Nessesity is where I got it. My dad was noticably absent around that time of my life. I hit 16 and needed a vehicle, and found a 1974 duster with a very strait arizona body (good thing in NYS). Well my desire for a car overruled my brains and I bought it for about $300. Later found out the block was cracked. The last owner drove it up from AZ with just water in the radiator and parked it for the winter.
I worked to earn a motor for my car, after $200 more bucks got a nice 318 out of an old short bus. Fired it up, and the transmision slipped something fierce..
Replaced transmision, (about $60) Got some time out of it, but it shook bad at certain rpm's. (Found out later I forgot in my haste to connect the two bolts that hold the tail of the trans in place..

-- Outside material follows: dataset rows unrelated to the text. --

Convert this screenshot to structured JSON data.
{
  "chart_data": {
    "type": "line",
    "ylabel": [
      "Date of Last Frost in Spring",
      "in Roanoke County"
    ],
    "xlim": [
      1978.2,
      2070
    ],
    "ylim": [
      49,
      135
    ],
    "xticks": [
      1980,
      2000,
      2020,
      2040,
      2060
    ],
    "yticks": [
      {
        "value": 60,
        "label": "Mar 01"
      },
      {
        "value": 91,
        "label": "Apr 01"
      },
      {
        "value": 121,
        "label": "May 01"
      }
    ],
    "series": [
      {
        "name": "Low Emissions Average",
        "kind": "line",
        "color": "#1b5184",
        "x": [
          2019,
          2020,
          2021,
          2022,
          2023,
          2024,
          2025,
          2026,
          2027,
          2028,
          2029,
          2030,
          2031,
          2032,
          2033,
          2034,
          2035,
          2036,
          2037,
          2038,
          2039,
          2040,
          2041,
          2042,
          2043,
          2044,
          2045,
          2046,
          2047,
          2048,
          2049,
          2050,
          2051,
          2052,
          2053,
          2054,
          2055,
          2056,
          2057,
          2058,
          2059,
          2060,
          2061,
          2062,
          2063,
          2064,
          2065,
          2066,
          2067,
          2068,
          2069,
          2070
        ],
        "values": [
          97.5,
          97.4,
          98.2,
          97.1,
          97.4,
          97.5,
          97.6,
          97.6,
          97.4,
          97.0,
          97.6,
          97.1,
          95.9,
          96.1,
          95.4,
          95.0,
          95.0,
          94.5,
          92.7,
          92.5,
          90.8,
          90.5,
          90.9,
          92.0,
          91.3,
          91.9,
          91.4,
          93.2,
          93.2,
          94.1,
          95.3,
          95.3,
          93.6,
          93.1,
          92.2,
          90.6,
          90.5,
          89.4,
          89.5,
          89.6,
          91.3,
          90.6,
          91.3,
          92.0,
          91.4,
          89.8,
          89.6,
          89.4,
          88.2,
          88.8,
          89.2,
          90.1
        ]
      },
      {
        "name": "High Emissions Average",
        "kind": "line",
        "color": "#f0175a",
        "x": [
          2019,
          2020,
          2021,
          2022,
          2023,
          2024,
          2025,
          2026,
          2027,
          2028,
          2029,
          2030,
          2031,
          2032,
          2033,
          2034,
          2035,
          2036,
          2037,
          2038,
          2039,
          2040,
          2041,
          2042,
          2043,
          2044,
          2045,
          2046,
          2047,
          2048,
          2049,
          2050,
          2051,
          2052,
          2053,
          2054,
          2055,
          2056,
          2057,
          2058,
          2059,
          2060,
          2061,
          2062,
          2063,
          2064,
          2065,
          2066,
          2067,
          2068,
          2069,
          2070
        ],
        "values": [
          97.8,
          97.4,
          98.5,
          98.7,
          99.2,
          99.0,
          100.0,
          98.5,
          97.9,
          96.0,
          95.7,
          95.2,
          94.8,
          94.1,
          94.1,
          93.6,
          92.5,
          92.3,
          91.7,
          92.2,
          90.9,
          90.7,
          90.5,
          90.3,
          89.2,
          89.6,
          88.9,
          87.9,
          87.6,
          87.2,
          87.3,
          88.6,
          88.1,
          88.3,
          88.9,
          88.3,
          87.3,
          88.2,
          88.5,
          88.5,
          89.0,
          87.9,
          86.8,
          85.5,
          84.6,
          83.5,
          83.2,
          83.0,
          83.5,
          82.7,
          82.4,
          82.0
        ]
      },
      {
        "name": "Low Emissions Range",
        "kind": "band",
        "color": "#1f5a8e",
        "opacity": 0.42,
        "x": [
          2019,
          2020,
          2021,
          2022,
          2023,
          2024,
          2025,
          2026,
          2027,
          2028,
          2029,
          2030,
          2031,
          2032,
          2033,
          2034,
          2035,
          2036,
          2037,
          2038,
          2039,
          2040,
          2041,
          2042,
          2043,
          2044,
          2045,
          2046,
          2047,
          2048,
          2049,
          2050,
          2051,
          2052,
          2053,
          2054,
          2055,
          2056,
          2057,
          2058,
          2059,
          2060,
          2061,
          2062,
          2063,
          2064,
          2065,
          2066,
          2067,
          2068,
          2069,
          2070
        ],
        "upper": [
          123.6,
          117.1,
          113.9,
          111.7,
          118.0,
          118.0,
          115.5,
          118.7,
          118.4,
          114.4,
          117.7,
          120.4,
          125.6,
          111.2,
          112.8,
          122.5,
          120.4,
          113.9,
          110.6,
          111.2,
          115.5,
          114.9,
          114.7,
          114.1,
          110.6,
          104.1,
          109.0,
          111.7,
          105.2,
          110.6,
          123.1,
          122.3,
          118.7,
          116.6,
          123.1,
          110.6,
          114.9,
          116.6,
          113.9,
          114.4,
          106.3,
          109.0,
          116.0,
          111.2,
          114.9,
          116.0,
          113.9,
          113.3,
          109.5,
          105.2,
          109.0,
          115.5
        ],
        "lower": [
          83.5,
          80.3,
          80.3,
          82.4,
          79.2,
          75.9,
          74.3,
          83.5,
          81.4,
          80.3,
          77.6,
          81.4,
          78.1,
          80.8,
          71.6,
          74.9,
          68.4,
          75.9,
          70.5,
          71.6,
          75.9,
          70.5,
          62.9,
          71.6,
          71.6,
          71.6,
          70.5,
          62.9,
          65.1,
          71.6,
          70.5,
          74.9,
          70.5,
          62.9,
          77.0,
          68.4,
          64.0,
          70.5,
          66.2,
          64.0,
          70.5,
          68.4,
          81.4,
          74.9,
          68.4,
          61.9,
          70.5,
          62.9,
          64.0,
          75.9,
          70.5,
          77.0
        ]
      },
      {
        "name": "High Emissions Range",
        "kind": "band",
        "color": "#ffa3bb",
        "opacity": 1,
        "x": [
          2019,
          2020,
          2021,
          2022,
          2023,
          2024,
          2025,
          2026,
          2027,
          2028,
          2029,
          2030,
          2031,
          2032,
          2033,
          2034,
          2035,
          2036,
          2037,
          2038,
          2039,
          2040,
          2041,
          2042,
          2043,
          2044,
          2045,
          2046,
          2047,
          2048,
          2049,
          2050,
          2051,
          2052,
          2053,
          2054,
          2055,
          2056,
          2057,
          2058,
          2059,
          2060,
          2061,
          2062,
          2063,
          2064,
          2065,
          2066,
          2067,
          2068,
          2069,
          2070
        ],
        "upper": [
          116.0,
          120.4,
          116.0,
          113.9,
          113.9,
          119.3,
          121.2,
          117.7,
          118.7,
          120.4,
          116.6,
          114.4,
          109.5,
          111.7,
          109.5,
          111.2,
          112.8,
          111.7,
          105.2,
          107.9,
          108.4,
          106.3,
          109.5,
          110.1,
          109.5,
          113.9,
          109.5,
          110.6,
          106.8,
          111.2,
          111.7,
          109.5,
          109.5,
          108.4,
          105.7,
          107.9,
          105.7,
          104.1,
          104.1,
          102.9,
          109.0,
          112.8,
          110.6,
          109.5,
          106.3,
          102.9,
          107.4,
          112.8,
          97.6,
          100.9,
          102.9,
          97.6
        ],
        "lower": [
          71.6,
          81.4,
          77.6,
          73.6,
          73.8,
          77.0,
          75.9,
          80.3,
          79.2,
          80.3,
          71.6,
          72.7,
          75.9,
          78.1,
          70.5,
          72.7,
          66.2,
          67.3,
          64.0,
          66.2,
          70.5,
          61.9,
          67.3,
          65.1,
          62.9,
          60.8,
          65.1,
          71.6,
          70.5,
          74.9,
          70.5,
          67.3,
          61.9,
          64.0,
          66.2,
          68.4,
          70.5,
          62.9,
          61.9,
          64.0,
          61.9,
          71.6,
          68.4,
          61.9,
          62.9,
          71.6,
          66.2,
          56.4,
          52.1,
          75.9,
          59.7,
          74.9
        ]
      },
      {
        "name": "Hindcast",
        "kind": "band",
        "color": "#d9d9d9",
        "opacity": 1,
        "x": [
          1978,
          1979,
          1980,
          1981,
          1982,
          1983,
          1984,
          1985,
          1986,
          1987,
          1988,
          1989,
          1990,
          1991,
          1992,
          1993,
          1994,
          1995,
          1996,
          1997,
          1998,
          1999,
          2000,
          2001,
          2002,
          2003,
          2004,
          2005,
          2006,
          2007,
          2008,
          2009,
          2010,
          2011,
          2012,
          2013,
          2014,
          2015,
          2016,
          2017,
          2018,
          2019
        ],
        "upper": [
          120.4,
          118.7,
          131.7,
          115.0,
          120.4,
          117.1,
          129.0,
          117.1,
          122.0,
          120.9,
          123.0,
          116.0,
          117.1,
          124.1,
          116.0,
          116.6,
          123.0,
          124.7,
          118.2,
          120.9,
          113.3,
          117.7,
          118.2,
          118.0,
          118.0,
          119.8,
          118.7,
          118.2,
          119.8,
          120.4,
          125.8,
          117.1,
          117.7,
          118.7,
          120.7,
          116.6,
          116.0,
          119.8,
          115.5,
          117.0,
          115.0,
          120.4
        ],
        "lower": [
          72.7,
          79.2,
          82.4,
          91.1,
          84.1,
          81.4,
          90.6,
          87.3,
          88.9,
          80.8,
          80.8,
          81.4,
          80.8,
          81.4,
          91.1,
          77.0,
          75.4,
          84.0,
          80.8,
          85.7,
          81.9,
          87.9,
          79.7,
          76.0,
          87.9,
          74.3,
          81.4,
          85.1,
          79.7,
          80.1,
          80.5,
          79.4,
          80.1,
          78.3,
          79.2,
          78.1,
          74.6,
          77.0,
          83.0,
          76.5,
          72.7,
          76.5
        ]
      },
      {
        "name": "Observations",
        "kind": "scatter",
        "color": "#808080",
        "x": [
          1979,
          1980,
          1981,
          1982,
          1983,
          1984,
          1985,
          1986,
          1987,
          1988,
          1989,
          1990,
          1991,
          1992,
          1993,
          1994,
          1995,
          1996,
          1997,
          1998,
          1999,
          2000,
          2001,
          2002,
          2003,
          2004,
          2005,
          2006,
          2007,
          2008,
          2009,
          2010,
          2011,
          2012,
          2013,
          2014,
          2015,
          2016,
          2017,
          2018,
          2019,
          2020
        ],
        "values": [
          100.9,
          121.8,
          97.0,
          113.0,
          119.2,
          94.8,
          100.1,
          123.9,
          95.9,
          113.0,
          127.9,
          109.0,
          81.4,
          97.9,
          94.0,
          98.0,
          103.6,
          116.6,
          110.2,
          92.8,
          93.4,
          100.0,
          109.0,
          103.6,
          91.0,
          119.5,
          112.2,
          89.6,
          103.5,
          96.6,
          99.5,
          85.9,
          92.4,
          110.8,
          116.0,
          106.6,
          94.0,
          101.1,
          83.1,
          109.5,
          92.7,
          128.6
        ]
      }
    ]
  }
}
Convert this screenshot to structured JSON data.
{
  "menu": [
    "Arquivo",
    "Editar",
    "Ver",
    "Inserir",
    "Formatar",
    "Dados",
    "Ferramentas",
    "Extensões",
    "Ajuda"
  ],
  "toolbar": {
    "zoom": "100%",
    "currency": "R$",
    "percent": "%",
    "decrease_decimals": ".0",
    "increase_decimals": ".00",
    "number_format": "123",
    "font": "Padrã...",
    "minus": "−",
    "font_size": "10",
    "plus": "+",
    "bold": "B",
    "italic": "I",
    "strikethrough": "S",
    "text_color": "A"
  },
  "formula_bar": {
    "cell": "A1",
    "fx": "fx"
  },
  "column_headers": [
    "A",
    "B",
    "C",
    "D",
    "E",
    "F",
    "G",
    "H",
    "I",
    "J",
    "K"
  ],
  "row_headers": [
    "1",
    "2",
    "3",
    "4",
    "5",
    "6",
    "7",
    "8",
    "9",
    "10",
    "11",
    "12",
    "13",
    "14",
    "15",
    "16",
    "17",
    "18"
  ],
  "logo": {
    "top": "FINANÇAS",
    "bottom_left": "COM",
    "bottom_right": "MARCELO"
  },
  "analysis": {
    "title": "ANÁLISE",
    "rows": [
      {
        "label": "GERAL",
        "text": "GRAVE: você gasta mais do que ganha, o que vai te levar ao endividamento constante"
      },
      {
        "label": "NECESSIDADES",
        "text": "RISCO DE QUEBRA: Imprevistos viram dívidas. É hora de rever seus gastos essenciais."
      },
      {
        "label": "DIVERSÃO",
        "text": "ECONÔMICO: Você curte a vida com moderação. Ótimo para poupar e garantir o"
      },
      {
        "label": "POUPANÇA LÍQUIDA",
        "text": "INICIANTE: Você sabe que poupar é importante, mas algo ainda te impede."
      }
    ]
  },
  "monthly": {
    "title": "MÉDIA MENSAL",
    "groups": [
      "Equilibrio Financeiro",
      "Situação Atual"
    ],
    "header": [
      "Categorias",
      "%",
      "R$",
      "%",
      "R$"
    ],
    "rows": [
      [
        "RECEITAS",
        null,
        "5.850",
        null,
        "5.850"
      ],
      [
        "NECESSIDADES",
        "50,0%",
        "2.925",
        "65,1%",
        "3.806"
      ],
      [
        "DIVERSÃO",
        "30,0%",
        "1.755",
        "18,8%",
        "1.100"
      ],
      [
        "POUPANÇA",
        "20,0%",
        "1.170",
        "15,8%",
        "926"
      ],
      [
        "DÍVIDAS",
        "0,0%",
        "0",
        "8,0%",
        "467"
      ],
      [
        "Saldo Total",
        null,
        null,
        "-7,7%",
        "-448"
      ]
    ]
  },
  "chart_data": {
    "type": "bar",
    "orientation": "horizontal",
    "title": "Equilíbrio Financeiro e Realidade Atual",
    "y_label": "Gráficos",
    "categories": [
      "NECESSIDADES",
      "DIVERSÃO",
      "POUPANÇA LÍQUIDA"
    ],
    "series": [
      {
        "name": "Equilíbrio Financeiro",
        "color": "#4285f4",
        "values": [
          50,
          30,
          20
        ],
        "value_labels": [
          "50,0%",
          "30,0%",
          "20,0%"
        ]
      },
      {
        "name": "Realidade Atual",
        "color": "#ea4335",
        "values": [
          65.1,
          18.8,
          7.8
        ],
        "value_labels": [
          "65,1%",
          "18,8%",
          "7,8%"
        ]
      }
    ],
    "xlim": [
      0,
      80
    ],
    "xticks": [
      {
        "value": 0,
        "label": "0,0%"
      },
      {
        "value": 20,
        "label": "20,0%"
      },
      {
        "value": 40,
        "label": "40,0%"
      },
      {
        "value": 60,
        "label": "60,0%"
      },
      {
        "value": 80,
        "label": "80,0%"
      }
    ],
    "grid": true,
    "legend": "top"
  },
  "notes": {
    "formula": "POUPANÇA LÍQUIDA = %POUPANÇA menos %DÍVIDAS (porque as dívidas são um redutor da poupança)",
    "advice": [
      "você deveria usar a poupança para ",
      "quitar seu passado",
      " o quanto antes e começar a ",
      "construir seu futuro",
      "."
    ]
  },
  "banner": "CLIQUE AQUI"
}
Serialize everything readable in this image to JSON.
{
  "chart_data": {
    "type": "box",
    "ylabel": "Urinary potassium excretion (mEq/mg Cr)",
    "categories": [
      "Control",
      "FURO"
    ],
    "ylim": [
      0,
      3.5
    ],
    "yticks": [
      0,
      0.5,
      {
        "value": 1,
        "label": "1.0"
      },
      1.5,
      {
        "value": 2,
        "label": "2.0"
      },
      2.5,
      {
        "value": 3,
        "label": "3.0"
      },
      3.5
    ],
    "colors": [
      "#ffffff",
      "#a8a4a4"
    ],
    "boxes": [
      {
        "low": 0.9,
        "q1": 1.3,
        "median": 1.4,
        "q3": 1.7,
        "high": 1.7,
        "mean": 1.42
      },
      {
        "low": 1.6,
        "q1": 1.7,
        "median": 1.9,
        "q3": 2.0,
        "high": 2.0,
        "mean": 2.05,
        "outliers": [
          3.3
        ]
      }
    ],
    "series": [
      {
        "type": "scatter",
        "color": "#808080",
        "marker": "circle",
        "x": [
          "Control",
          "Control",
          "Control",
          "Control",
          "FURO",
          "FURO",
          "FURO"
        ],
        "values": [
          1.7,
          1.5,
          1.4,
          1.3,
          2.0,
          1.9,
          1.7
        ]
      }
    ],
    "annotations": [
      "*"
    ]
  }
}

Short while later, got a rebuilt trans for about $200. Ran pretty decent. To fast for me.. Got some tickets with it.
Went to college with me.
I learned to rebuild the carb on it.
Got it a paint job, commercial coatings black. (The stuff they paint catapilars with)
Basically I learned what I needed to know to keep a car on the road. Was to poor to afford good vehicles. I read books, chiltons, motors manuals. I asked friends and family. But basically I just did it.
Did I make mistakes? Heck yes!
Was it hard? Heck yes!
Did I have fun? Alot of the time.
Was I proud of the car I had basically built? Damn right.
Good luck with the fiberglass projects. You fabricating something new or fixing something broken?
Stick with it have fun, and remember it's great to say, "I made that." Also think of the stories you'll have.